Let nature operate; that will be best. Let’s not interfere, because nine times out of ten, it turns out we’ve caused trouble. Everyone means well, but no one can predict the impact in advance, and we can’t fully monitor what happened afterward. My true hero is a Swedish billionaire who bought a vast area of the Amazon rainforest and does nothing with it. He doesn’t even go there; he just lets it grow and lets happen what needs to happen. You can’t do better than that in the name of conservation.
– What is worth doing then, how do you do it?
There is a difference between ego and eco, right? We need to see if what we do for ourselves is also good for nature. When a million of us go hiking in the Pilis on a sunny weekend, littering, flooding, polluting, trampling it, we are not thinking in terms of partnership. The only thing that matters is that hiking is good because I want to hear birdsong, I want to breathe clean air, I want to see green, and then I leave 70 tons of trash behind.
I avoid this by not going hiking when everyone else does. If you avoid the crowd, you’re already doing something good. Every biologist dreams of watching lions in the Serengeti National Park. There are three thousand tourists for every three lions, so there’s no need to go.
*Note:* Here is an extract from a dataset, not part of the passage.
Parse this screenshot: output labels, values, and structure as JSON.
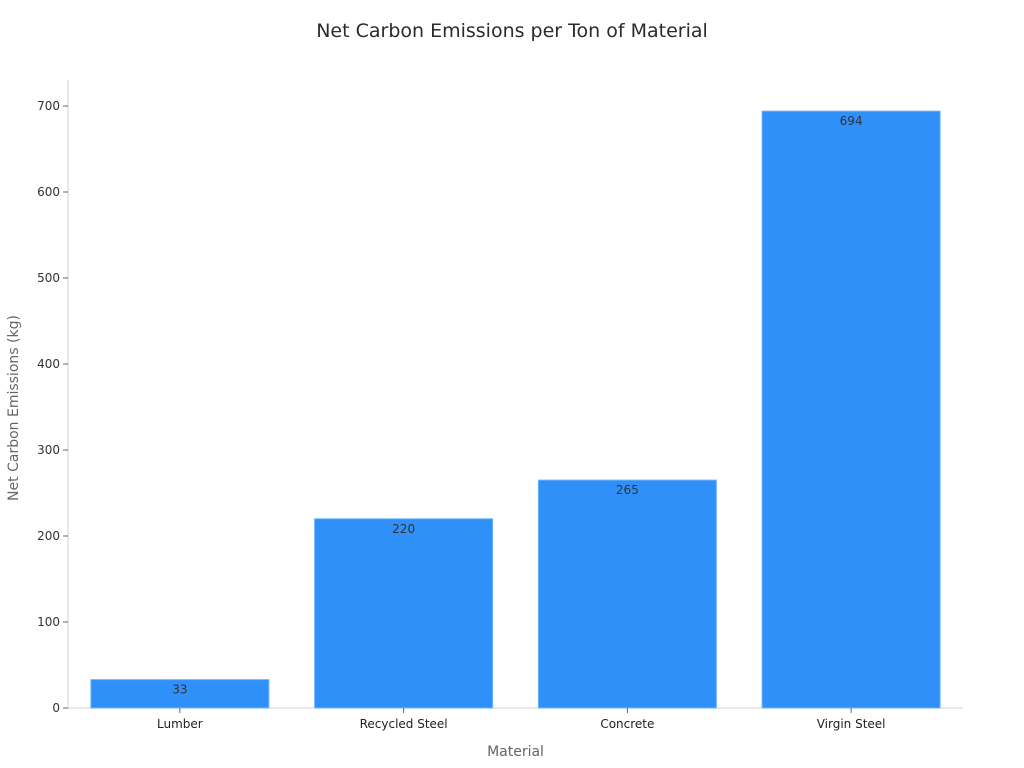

It’s terrifying that tours are organized to Antarctica, with ships lining up while one group finishes taking selfies. Perhaps we are now finishing off the last roughly untouched area. But a bored official, when on vacation, will do anything their wallet allows.
However, I don’t want to discourage anyone; individuals can do a lot for their environment, but we need to rethink cultural and social dogmas and adapt to the changed situation. Planting trees is also important, for example, the intention is good, but reforestation can be more effective if someone ensures that the area can still be a forest in a hundred years. Of course, it’s much better to plant a tree than to pave over a driveway.